De son côté, le professeur Nelson-Martin Dawson détaille l’influence des virus européens sur les populations autochtones de la Mauricie et du Saguenay dans son livre : « Des Attikamègues aux Têtes-de-Boule : mutation ethnique dans le Haut Mauricien sous le Régime français » (Septentrion, 2003).
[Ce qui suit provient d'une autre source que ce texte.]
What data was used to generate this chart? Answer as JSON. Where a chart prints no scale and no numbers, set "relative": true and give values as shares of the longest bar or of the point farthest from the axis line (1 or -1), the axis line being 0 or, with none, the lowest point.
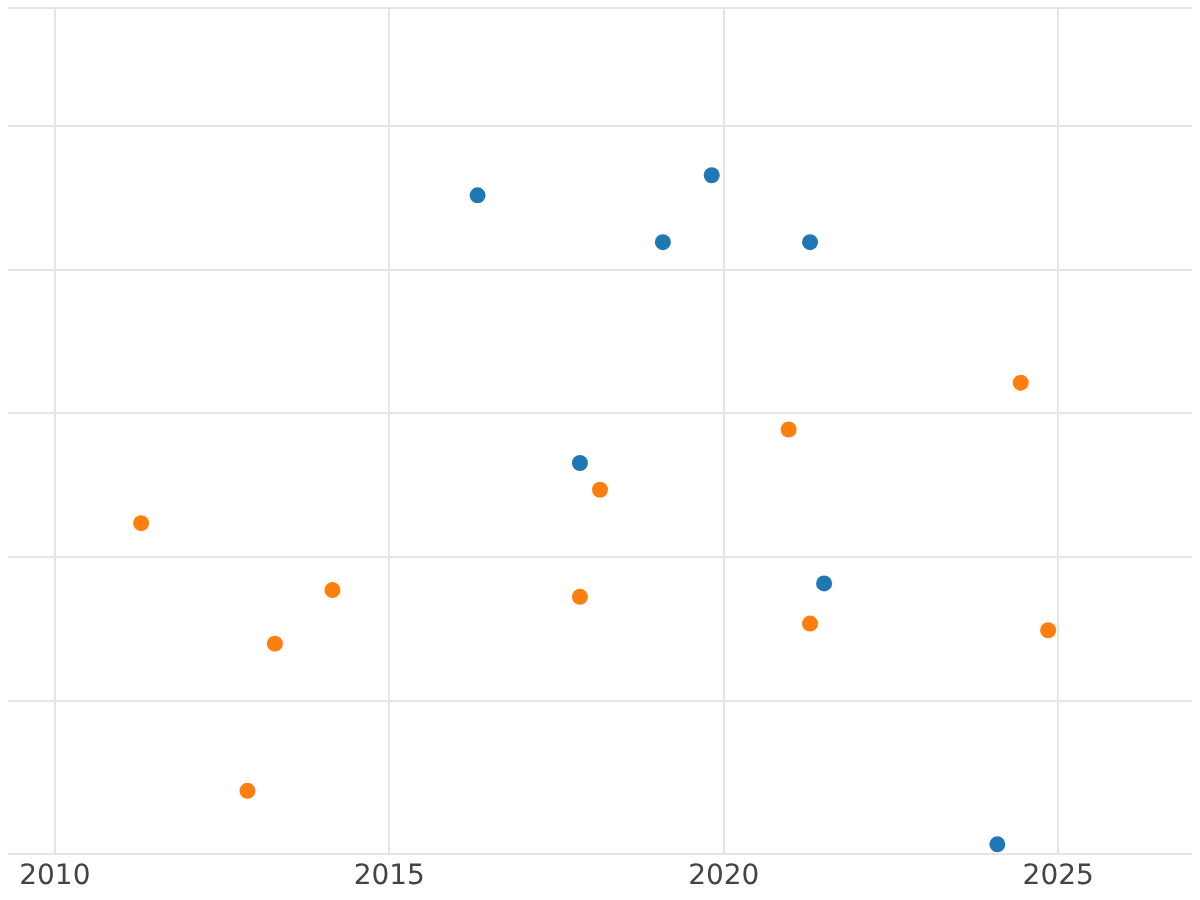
{
  "chart_data": {
    "type": "scatter",
    "relative": true,
    "xlim": [
      2009.3,
      2027
    ],
    "xticks": [
      2010,
      2015,
      2020,
      2025
    ],
    "grid": true,
    "legend": false,
    "marker": "circle",
    "tick_labels": "x",
    "series": [
      {
        "color": "#1f77b4",
        "x": [
          2016.32,
          2019.82,
          2019.09,
          2021.29,
          2017.85,
          2021.5,
          2024.09
        ],
        "values": [
          0.97,
          1,
          0.9,
          0.9,
          0.57,
          0.39,
          0
        ]
      },
      {
        "color": "#ff7f0e",
        "x": [
          2024.44,
          2020.97,
          2018.15,
          2011.29,
          2014.15,
          2017.85,
          2013.29,
          2021.29,
          2024.85,
          2012.88
        ],
        "values": [
          0.69,
          0.62,
          0.53,
          0.48,
          0.38,
          0.37,
          0.3,
          0.33,
          0.32,
          0.08
        ]
      }
    ]
  }
}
Bien qu’ils n’agréent pas sur les conséquences, tous les historiens et les anthropologues conviennent d’une significative érosion démographique chez les Attikamègues durant la période trouble du XVIIe siècle. Cet effondrement de la population tenait, bien sûr, aux guerres iroquoises, mais le choc microbien fit pour sa part de bien plus amples ravages. Dès le début de la décennie 1640, des Indiens remontrèrent au Père Buteux que les prières les faisaient mourir, et « que d’estre baptisé & voir bientost la fin de sa vie, c’etait une mesme chose ».
— Dawson 2003, p. 74
Point à souligner, les bouleversements causés directement ou indirectement par la variole eurent pour conséquence la disparition de plusieurs communautés autochtones avant même que des contacts puissent être établis. Nous sommes alors au début des années 1700 et l’auteur souligne que :
Les Attikamègues n’étaient pas les seuls Indiens de l’intérieur des terres à s’être ainsi éteints. Comme le rapportaient les missionnaires, les Écureuils, leurs voisins immédiats, avaient eux aussi été complètement exterminés en 1661 : « On nous rapporte, que l’Iroquois nous a prevenus, & qu’ayant surpris la nation des Escurieux, à quelques journées d’icy, il l’a défaite entièrement ». De même, les Erigouechkak qui habitaient également à la hauteur des terres disparurent avant même que le père Buteux ne pût entreprendre quelque mission parmi eux [note : il fut lui-même tué par les Iroquois]. Les Kakouchak, qui occupaient les terres au sud du lac Saint Jean, avaient eux aussi subi le même sort, comme le nota le père Albanel qui parcourut ces régions en 1672 : « Les Habitants ont esté extremement diminuez par les dernieres guerres, qu’ils ont eu avec l’Iroquois, & par la petite verole [variole], qui est la peste des Sauvages », et, de poursuivre le missionnaire, ces territoires commençaient « à se repeupler par des gens des Nations estrangeres, qui y abordent de divers costez, depuis la paix [de 1701] ».
— p. 77, Dawson 2003
Pour la petite note historique concernant les attaques iroquoises, selon les chercheurs américains Theda Perdue et Michael D. Green, auteurs de North American Indians : A very short introduction (Oxford University Press, 2010), leurs attaques contre d’autres nations étaient une façon de renflouer leur population diminuée par les épidémies de variole [note : les prisonniers pouvaient être incorporés dans la société et même remplacer un défunt].
Les épidémies de variole qui ont frappé l’est de la région des Grands Lacs dans les années 1630 ont fait chuter la population de toutes les nations [iroquoises et huronnes]. Les Iroquois ont commencé à faire des raids pour trouver des remplaçants à leurs parents [« kin »] décédés ainsi que pour obtenir des fourrures. Appelées « guerres de deuil » [« mourning wars »], ces invasions ont détruit la confédération huronne.
— Perdue et Green 2010, p. 25 [Traduction à l’aide de « Deepl »]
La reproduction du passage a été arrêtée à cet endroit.